Darryl Hall

No. 7, 40, 43, 4
- Position: Linebacker, defensive back

Personal information
- Born: August 1, 1966 (age 59) Oscoda, Michigan, U.S.
- Height: 6 ft 2 in (1.88 m)
- Weight: 210 lb (95 kg)

Career information
- High school: Lompoc (Lompoc, California)
- College: Washington

Career history
- 1989: Seattle Seahawks*
- 1990–1992: Calgary Stampeders
- 1993–1994: Denver Broncos
- 1995: San Francisco 49ers
- 1996–2000: Calgary Stampeders
- * Offseason and/or practice squad member only

Awards and highlights
- 2× Grey Cup champion (1992, 1998); 6× CFL All-Star (1991, 1992, 1997, 1998, 1999, 2000);
- Stats at Pro Football Reference
- Canadian Football Hall of Fame (Class of 2025)

= Darryl Hall (gridiron football) =

American gridiron football player (born 1966)

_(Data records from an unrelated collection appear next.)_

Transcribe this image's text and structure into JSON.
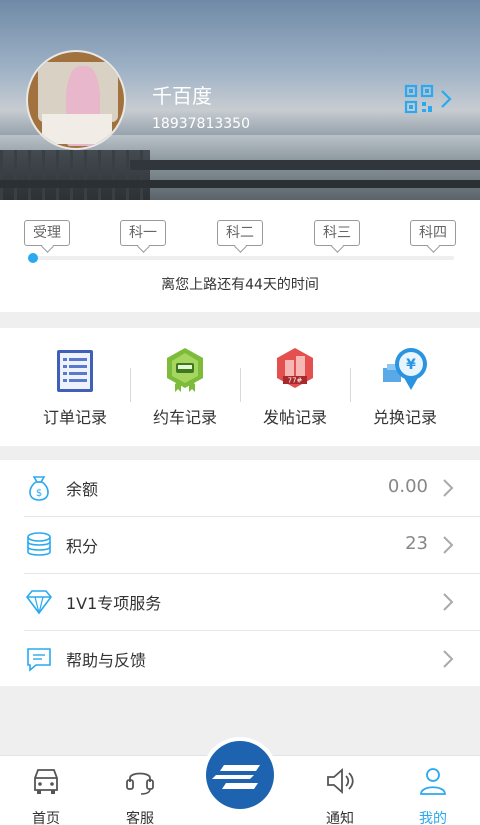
{
  "profile": {
    "name": "千百度",
    "phone": "18937813350",
    "qr_icon": "qr-code-icon"
  },
  "progress": {
    "stages": [
      "受理",
      "科一",
      "科二",
      "科三",
      "科四"
    ],
    "current_stage": 0,
    "countdown_text": "离您上路还有44天的时间",
    "accent_color": "#2aa9f0"
  },
  "records": [
    {
      "label": "订单记录",
      "icon": "order-list-icon"
    },
    {
      "label": "约车记录",
      "icon": "car-booking-icon"
    },
    {
      "label": "发帖记录",
      "icon": "post-icon"
    },
    {
      "label": "兑换记录",
      "icon": "exchange-icon"
    }
  ],
  "account": {
    "balance": {
      "label": "余额",
      "value": "0.00",
      "icon": "money-bag-icon"
    },
    "points": {
      "label": "积分",
      "value": "23",
      "icon": "coins-icon"
    },
    "vip": {
      "label": "1V1专项服务",
      "icon": "diamond-icon"
    },
    "help": {
      "label": "帮助与反馈",
      "icon": "chat-icon"
    }
  },
  "nav": {
    "home": "首页",
    "service": "客服",
    "notify": "通知",
    "mine": "我的",
    "active": "mine"
  }
}
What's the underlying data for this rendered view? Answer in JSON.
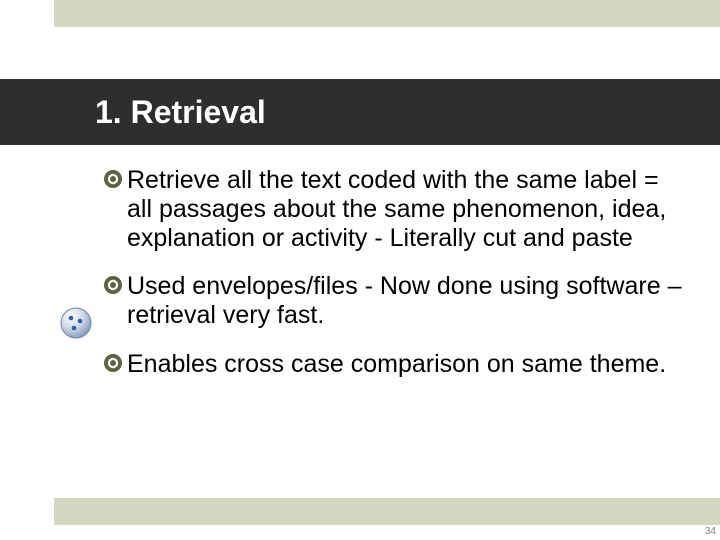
{
  "colors": {
    "accent": "#d6d7c1",
    "titleBand": "#2e2e2e",
    "bulletFill": "#5f6241"
  },
  "title": "1. Retrieval",
  "bullets": [
    "Retrieve all the text coded with the same label = all passages about the same phenomenon, idea, explanation or activity - Literally cut and paste",
    "Used envelopes/files - Now done using software – retrieval very fast.",
    "Enables cross case comparison on same theme."
  ],
  "sideIcon": "sphere-dots-icon",
  "pageNumber": "34"
}
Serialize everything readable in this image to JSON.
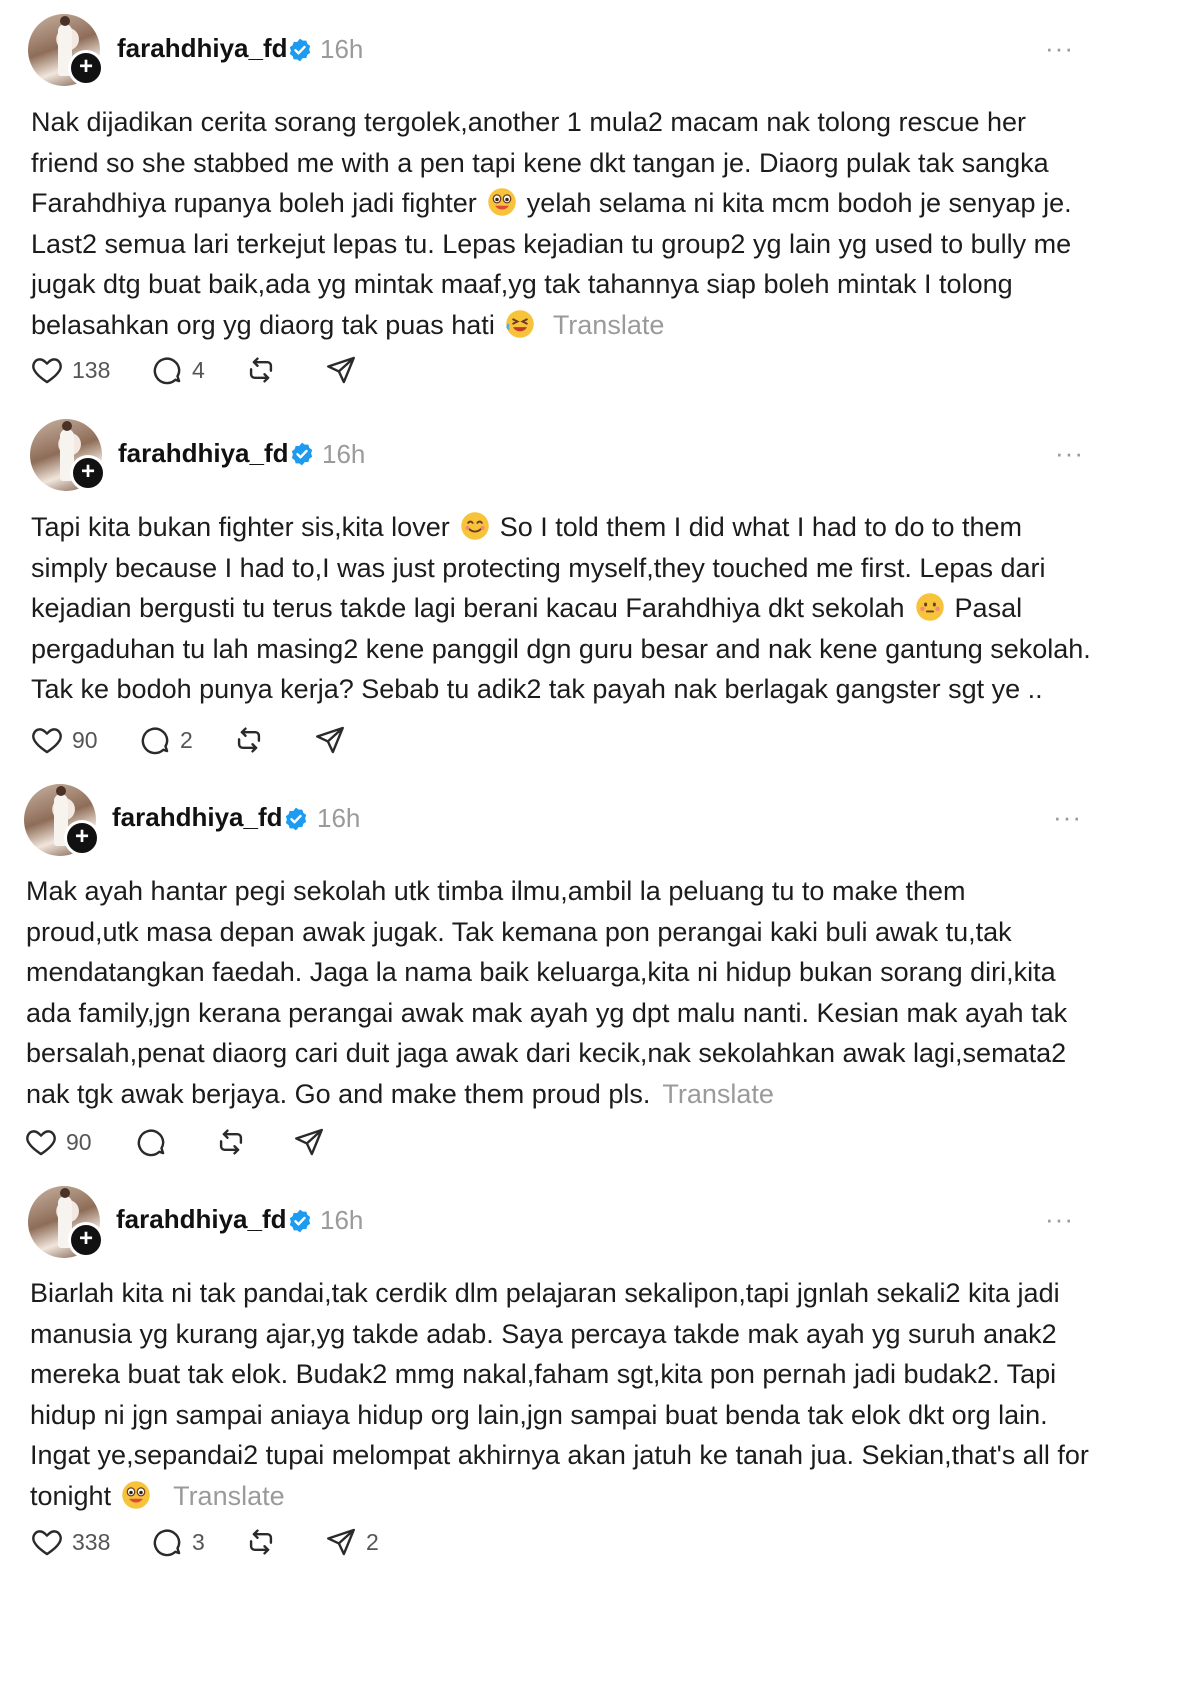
{
  "posts": [
    {
      "username": "farahdhiya_fd",
      "time": "16h",
      "more": "···",
      "lines": [
        "Nak dijadikan cerita sorang tergolek,another 1 mula2 macam nak tolong rescue her",
        "friend so she stabbed me with a pen tapi kene dkt tangan je. Diaorg pulak tak sangka",
        "Farahdhiya rupanya boleh jadi fighter",
        "yelah selama ni kita mcm bodoh je senyap je.",
        "Last2 semua lari terkejut lepas tu. Lepas kejadian tu group2 yg lain yg used to bully me",
        "jugak dtg buat baik,ada yg mintak maaf,yg tak tahannya siap boleh mintak I tolong",
        "belasahkan org yg diaorg tak puas hati"
      ],
      "translate": "Translate",
      "likes": "138",
      "comments": "4",
      "shares": ""
    },
    {
      "username": "farahdhiya_fd",
      "time": "16h",
      "more": "···",
      "lines": [
        "Tapi kita bukan fighter sis,kita lover",
        "So I told them I did what I had to do to them",
        "simply because I had to,I was just protecting myself,they touched me first. Lepas dari",
        "kejadian bergusti tu terus takde lagi berani kacau Farahdhiya dkt sekolah",
        "Pasal",
        "pergaduhan tu lah masing2 kene panggil dgn guru besar and nak kene gantung sekolah.",
        "Tak ke bodoh punya kerja? Sebab tu adik2 tak payah nak berlagak gangster sgt ye .."
      ],
      "likes": "90",
      "comments": "2",
      "shares": ""
    },
    {
      "username": "farahdhiya_fd",
      "time": "16h",
      "more": "···",
      "lines": [
        "Mak ayah hantar pegi sekolah utk timba ilmu,ambil la peluang tu to make them",
        "proud,utk masa depan awak jugak. Tak kemana pon perangai kaki buli awak tu,tak",
        "mendatangkan faedah. Jaga la nama baik keluarga,kita ni hidup bukan sorang diri,kita",
        "ada family,jgn kerana perangai awak mak ayah yg dpt malu nanti. Kesian mak ayah tak",
        "bersalah,penat diaorg cari duit jaga awak dari kecik,nak sekolahkan awak lagi,semata2",
        "nak tgk awak berjaya. Go and make them proud pls."
      ],
      "translate": "Translate",
      "likes": "90",
      "comments": "",
      "shares": ""
    },
    {
      "username": "farahdhiya_fd",
      "time": "16h",
      "more": "···",
      "lines": [
        "Biarlah kita ni tak pandai,tak cerdik dlm pelajaran sekalipon,tapi jgnlah sekali2 kita jadi",
        "manusia yg kurang ajar,yg takde adab. Saya percaya takde mak ayah yg suruh anak2",
        "mereka buat tak elok. Budak2 mmg nakal,faham sgt,kita pon pernah jadi budak2. Tapi",
        "hidup ni jgn sampai aniaya hidup org lain,jgn sampai buat benda tak elok dkt org lain.",
        "Ingat ye,sepandai2 tupai melompat akhirnya akan jatuh ke tanah jua. Sekian,that's all for",
        "tonight"
      ],
      "translate": "Translate",
      "likes": "338",
      "comments": "3",
      "shares": "2"
    }
  ]
}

Darryl Edgar Hall (born August 1, 1966) is an American former professional football linebacker and defensive back who played eight seasons in the Canadian Football League (CFL) and three seasons in the National Football League (NFL). He is a two-time Grey Cup champion after winning with the Calgary Stampeders in 1992 and 1998. He also played with the Denver Broncos and San Francisco 49ers.

Hall was inducted into the Canadian Football Hall of Fame in 2025.